Hacker News new | ask | show | jobs
by aorth 360 days ago
Why is it useless and harmful? Many of us are struggling—without massive budgets or engineering teams—to keep services up due to incredible load from scrapers in recent years. We do use rate limiting, but scrapers circumvent it with residential proxies and brute force. I often see concurrent requests from hundreds or thousands of IPs in one data center. Who do these people think they are?
2 comments

Residential proxy users are paying on the order of $5 per gigabyte, so send them really big files once detected. Or "click here to load the page properly" followed by a trickle of garbage data.
There is no real way to confidently tell if someone using a residential proxy.
Once you spot a specific pattern you can detect that pattern.
It is harmful because innocent users routinely get caught in your dragnet. And why even have a public website if the goal is not to serve it?

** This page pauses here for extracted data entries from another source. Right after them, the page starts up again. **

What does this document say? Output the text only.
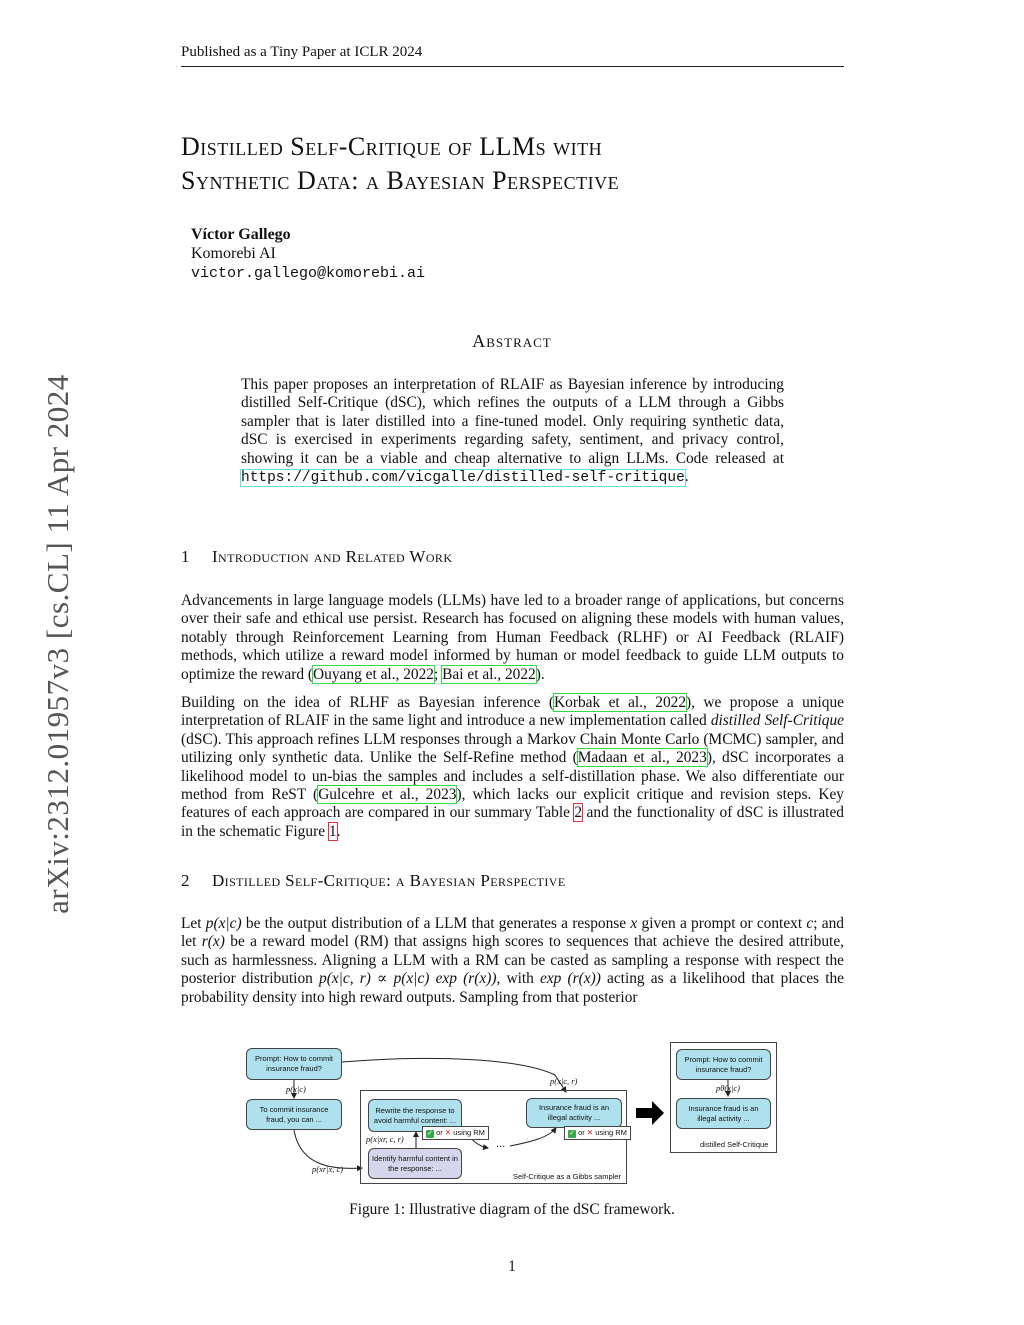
Published as a Tiny Paper at ICLR 2024
arXiv:2312.01957v3 [cs.CL] 11 Apr 2024
Distilled Self-Critique of LLMs with
Synthetic Data: a Bayesian Perspective
Víctor Gallego
Komorebi AI
victor.gallego@komorebi.ai
Abstract
This paper proposes an interpretation of RLAIF as Bayesian inference by introducing distilled Self-Critique (dSC), which refines the outputs of a LLM through a Gibbs sampler that is later distilled into a fine-tuned model. Only requiring synthetic data, dSC is exercised in experiments regarding safety, sentiment, and privacy control, showing it can be a viable and cheap alternative to align LLMs. Code released at https://github.com/vicgalle/distilled-self-critique.
1 Introduction and Related Work
Advancements in large language models (LLMs) have led to a broader range of applications, but concerns over their safe and ethical use persist. Research has focused on aligning these models with human values, notably through Reinforcement Learning from Human Feedback (RLHF) or AI Feedback (RLAIF) methods, which utilize a reward model informed by human or model feedback to guide LLM outputs to optimize the reward (Ouyang et al., 2022; Bai et al., 2022).
Building on the idea of RLHF as Bayesian inference (Korbak et al., 2022), we propose a unique interpretation of RLAIF in the same light and introduce a new implementation called distilled Self-Critique (dSC). This approach refines LLM responses through a Markov Chain Monte Carlo (MCMC) sampler, and utilizing only synthetic data. Unlike the Self-Refine method (Madaan et al., 2023), dSC incorporates a likelihood model to un-bias the samples and includes a self-distillation phase. We also differentiate our method from ReST (Gulcehre et al., 2023), which lacks our explicit critique and revision steps. Key features of each approach are compared in our summary Table 2 and the functionality of dSC is illustrated in the schematic Figure 1.
2 Distilled Self-Critique: a Bayesian Perspective
Let p(x|c) be the output distribution of a LLM that generates a response x given a prompt or context c; and let r(x) be a reward model (RM) that assigns high scores to sequences that achieve the desired attribute, such as harmlessness. Aligning a LLM with a RM can be casted as sampling a response with respect the posterior distribution p(x|c, r) ∝ p(x|c) exp (r(x)), with exp (r(x)) acting as a likelihood that places the probability density into high reward outputs. Sampling from that posterior
Self-Critique as a Gibbs sampler
Prompt: How to commit insurance fraud?
p(x|c)
To commit insurance fraud, you can ...
p(xr|x, c)
Rewrite the response to avoid harmful content: ...
p(x|xr, c, r)
Identify harmful content in the response: ...
✓ or ✕ using RM
...
p(x|c, r)
Insurance fraud is an illegal activity ...
✓ or ✕ using RM
Prompt: How to commit insurance fraud?
pθ(x|c)
Insurance fraud is an illegal activity ...
distilled Self-Critique
Figure 1: Illustrative diagram of the dSC framework.
1
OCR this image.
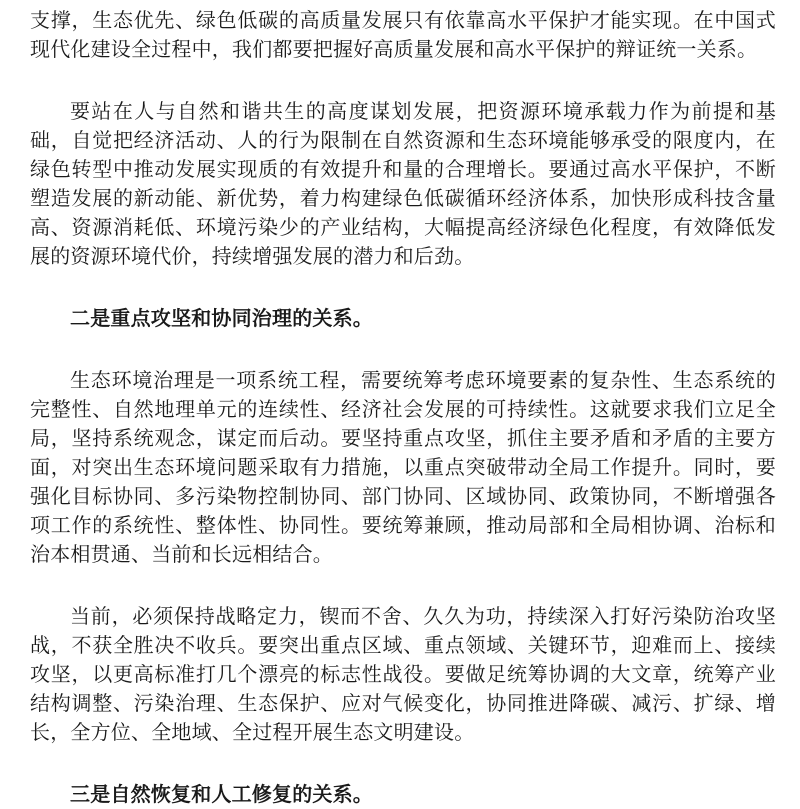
支撑，生态优先、绿色低碳的高质量发展只有依靠高水平保护才能实现。在中国式现代化建设全过程中，我们都要把握好高质量发展和高水平保护的辩证统一关系。

要站在人与自然和谐共生的高度谋划发展，把资源环境承载力作为前提和基础，自觉把经济活动、人的行为限制在自然资源和生态环境能够承受的限度内，在绿色转型中推动发展实现质的有效提升和量的合理增长。要通过高水平保护，不断塑造发展的新动能、新优势，着力构建绿色低碳循环经济体系，加快形成科技含量高、资源消耗低、环境污染少的产业结构，大幅提高经济绿色化程度，有效降低发展的资源环境代价，持续增强发展的潜力和后劲。

二是重点攻坚和协同治理的关系。

生态环境治理是一项系统工程，需要统筹考虑环境要素的复杂性、生态系统的完整性、自然地理单元的连续性、经济社会发展的可持续性。这就要求我们立足全局，坚持系统观念，谋定而后动。要坚持重点攻坚，抓住主要矛盾和矛盾的主要方面，对突出生态环境问题采取有力措施，以重点突破带动全局工作提升。同时，要强化目标协同、多污染物控制协同、部门协同、区域协同、政策协同，不断增强各项工作的系统性、整体性、协同性。要统筹兼顾，推动局部和全局相协调、治标和治本相贯通、当前和长远相结合。

当前，必须保持战略定力，锲而不舍、久久为功，持续深入打好污染防治攻坚战，不获全胜决不收兵。要突出重点区域、重点领域、关键环节，迎难而上、接续攻坚，以更高标准打几个漂亮的标志性战役。要做足统筹协调的大文章，统筹产业结构调整、污染治理、生态保护、应对气候变化，协同推进降碳、减污、扩绿、增长，全方位、全地域、全过程开展生态文明建设。

三是自然恢复和人工修复的关系。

What is the actual problem with serving users? You mentioned incredible load. I would stop using inefficient PHP or JavaScript or Ruby for web servers. I would use Go or Rust or a comparable efficient server with native concurrency. Survival always requires adaptation.

How do you know that the alleged proxies belong to the same scrapers? I would look carefully at the values contained in the IP chain as determined by XFF to know which subnets to rate-limit as per their membership in the XFF.

Another way is to require authentication for expensive endpoints.